今回はこれから播ける新しい葉物野菜を紹介します。3品目ともプランター栽培やベビーリーフ利用にも向いています
渡辺農事㈱ 安達 英人 さん
◆ルッコラ
ピリッと辛くてゴマの香りがするルッコラは、イタリア料理の広まりとともに知られるようになりました。別名に『エルーカ』、『ロケット』などありますが、同じもので、『ルッコラ・セルバチカ』は別種で辛みが強く黄色の花が咲きます。
菜園では15 cmくらいで収穫するのがよく、種まきから20~25日で収穫できます。30日を超えると白い花が咲くことがありますが、これも食べられます。プランターでも簡単に育てられますが、青虫などの害虫がつきやすいので、パスライトなどの不織布で覆って栽培します。高温や乾燥が続くと苦みや辛みが出るので注意します。
ホウレンソウの3倍のカルシウムを含みβカロテンやビタミンCも豊富です。
ルッコラ:白地に紫の模様が特徴的な花
鉢でも栽培できる
◆スイスチャード
『西洋フダンソウ』とも呼ばれ、カラフルな葉柄が特徴的で菜園で人気があります。ホウレンソウと同じように栽培しますが、大きい古い葉にはえぐみがあるので小株に仕立てるか若い葉だけを食べます。

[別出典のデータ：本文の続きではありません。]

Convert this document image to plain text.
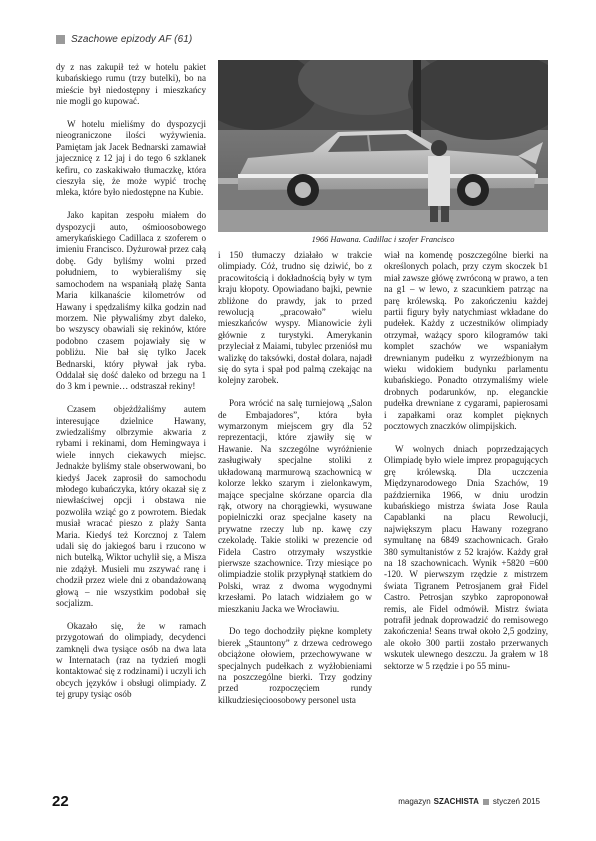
Szachowe epizody AF (61)
1966 Hawana. Cadillac i szofer Francisco

dy z nas zakupił też w hotelu pakiet kubańskiego rumu (trzy butelki), bo na mieście był niedostępny i mieszkańcy nie mogli go kupować.

W hotelu mieliśmy do dyspozycji nieograniczone ilości wyżywienia. Pamiętam jak Jacek Bednarski zamawiał jajecznicę z 12 jaj i do tego 6 szklanek kefiru, co zaskakiwało tłumaczkę, która cieszyła się, że może wypić trochę mleka, które było niedostępne na Kubie.

Jako kapitan zespołu miałem do dyspozycji auto, ośmioosobowego amerykańskiego Cadillaca z szoferem o imieniu Francisco. Dyżurował przez całą dobę. Gdy byliśmy wolni przed południem, to wybieraliśmy się samochodem na wspaniałą plażę Santa Maria kilkanaście kilometrów od Hawany i spędzaliśmy kilka godzin nad morzem. Nie pływaliśmy zbyt daleko, bo wszyscy obawiali się rekinów, które podobno czasem pojawiały się w pobliżu. Nie bał się tylko Jacek Bednarski, który pływał jak ryba. Oddalał się dość daleko od brzegu na 1 do 3 km i pewnie… odstraszał rekiny!

Czasem objeżdżaliśmy autem interesujące dzielnice Hawany, zwiedzaliśmy olbrzymie akwaria z rybami i rekinami, dom Hemingwaya i wiele innych ciekawych miejsc. Jednakże byliśmy stale obserwowani, bo kiedyś Jacek zaprosił do samochodu młodego kubańczyka, który okazał się z niewłaściwej opcji i obstawa nie pozwoliła wziąć go z powrotem. Biedak musiał wracać pieszo z plaży Santa Maria. Kiedyś też Korcznoj z Talem udali się do jakiegoś baru i rzucono w nich butelką, Wiktor uchylił się, a Misza nie zdążył. Musieli mu zszywać ranę i chodził przez wiele dni z obandażowaną głową – nie wszystkim podobał się socjalizm.

Okazało się, że w ramach przygotowań do olimpiady, decydenci zamknęli dwa tysiące osób na dwa lata w Internatach (raz na tydzień mogli kontaktować się z rodzinami) i uczyli ich obcych języków i obsługi olimpiady. Z tej grupy tysiąc osób

i 150 tłumaczy działało w trakcie olimpiady. Cóż, trudno się dziwić, bo z pracowitością i dokładnością były w tym kraju kłopoty. Opowiadano bajki, pewnie zbliżone do prawdy, jak to przed rewolucją „pracowało” wielu mieszkańców wyspy. Mianowicie żyli głównie z turystyki. Amerykanin przyleciał z Maiami, tubylec przeniósł mu walizkę do taksówki, dostał dolara, najadł się do syta i spał pod palmą czekając na kolejny zarobek.

Pora wrócić na salę turniejową „Salon de Embajadores”, która była wymarzonym miejscem gry dla 52 reprezentacji, które zjawiły się w Hawanie. Na szczególne wyróżnienie zasługiwały specjalne stoliki z układowaną marmurową szachownicą w kolorze lekko szarym i zielonkawym, mające specjalne skórzane oparcia dla rąk, otwory na chorągiewki, wysuwane popielniczki oraz specjalne kasety na prywatne rzeczy lub np. kawę czy czekoladę. Takie stoliki w prezencie od Fidela Castro otrzymały wszystkie pierwsze szachownice. Trzy miesiące po olimpiadzie stolik przypłynął statkiem do Polski, wraz z dwoma wygodnymi krzesłami. Po latach widziałem go w mieszkaniu Jacka we Wrocławiu.

Do tego dochodziły piękne komplety bierek „Stauntony” z drzewa cedrowego obciążone ołowiem, przechowywane w specjalnych pudełkach z wyżłobieniami na poszczególne bierki. Trzy godziny przed rozpoczęciem rundy kilkudziesięcioosobowy personel usta

wiał na komendę poszczególne bierki na określonych polach, przy czym skoczek b1 miał zawsze główę zwróconą w prawo, a ten na g1 – w lewo, z szacunkiem patrząc na parę królewską. Po zakończeniu każdej partii figury były natychmiast wkładane do pudełek. Każdy z uczestników olimpiady otrzymał, ważący sporo kilogramów taki komplet szachów we wspaniałym drewnianym pudełku z wyrzeźbionym na wieku widokiem budynku parlamentu kubańskiego. Ponadto otrzymaliśmy wiele drobnych podarunków, np. eleganckie pudełka drewniane z cygarami, papierosami i zapałkami oraz komplet pięknych pocztowych znaczków olimpijskich.

W wolnych dniach poprzedzających Olimpiadę było wiele imprez propagujących grę królewską. Dla uczczenia Międzynarodowego Dnia Szachów, 19 października 1966, w dniu urodzin kubańskiego mistrza świata Jose Raula Capablanki na placu Rewolucji, największym placu Hawany rozegrano symultanę na 6849 szachownicach. Grało 380 symultanistów z 52 krajów. Każdy grał na 18 szachownicach. Wynik +5820 =600 -120. W pierwszym rzędzie z mistrzem świata Tigranem Petrosjanem grał Fidel Castro. Petrosjan szybko zaproponował remis, ale Fidel odmówił. Mistrz świata potrafił jednak doprowadzić do remisowego zakończenia! Seans trwał około 2,5 godziny, ale około 300 partii zostało przerwanych wskutek ulewnego deszczu. Ja grałem w 18 sektorze w 5 rzędzie i po 55 minu-

22	magazyn SZACHISTA styczeń 2015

株どりの場合は20 cm×5cmで、摘み取りの場合は50 cm×20 cmくらいに植えます。
スイスチャード:株間は5㌢くらいで
ホウレンソウよりも作りやすく、夏でもよく育ちます。9月に播くと、収穫まで30日くらいかかるので、不織布で保温するとよいでしょう。色が鮮やかなので、花壇の縁取りに観賞用に植えることもできます。
独特の青臭さがあるので、大きな葉は1~2分茹でてから水にさらしてから食べます。鉄分やカルシウムなどをホウレンソウよりも多く含むので夏野菜として重宝します。病害虫は少なく、アブラムシがつくことがあります。
種袋1袋に何色か入っている
◆ミブナ
ミズナの一種で、丸葉で辛しの香りのあるものが漬物用として栽培されるようになりました。『千枚漬け』の添え物として使われていて、関西ではミズナとともに『京菜』と呼ばれ、京野菜として親しまれています。
ミズナと同じように栽培できるので条間20 cmにすじまきして、混んでいるところを間引きます。大株にすると外葉が硬くなるので、ミズナのように小株で収穫します。ルッコラと同じように青虫などがつきやすいので、不織布で覆って栽培します。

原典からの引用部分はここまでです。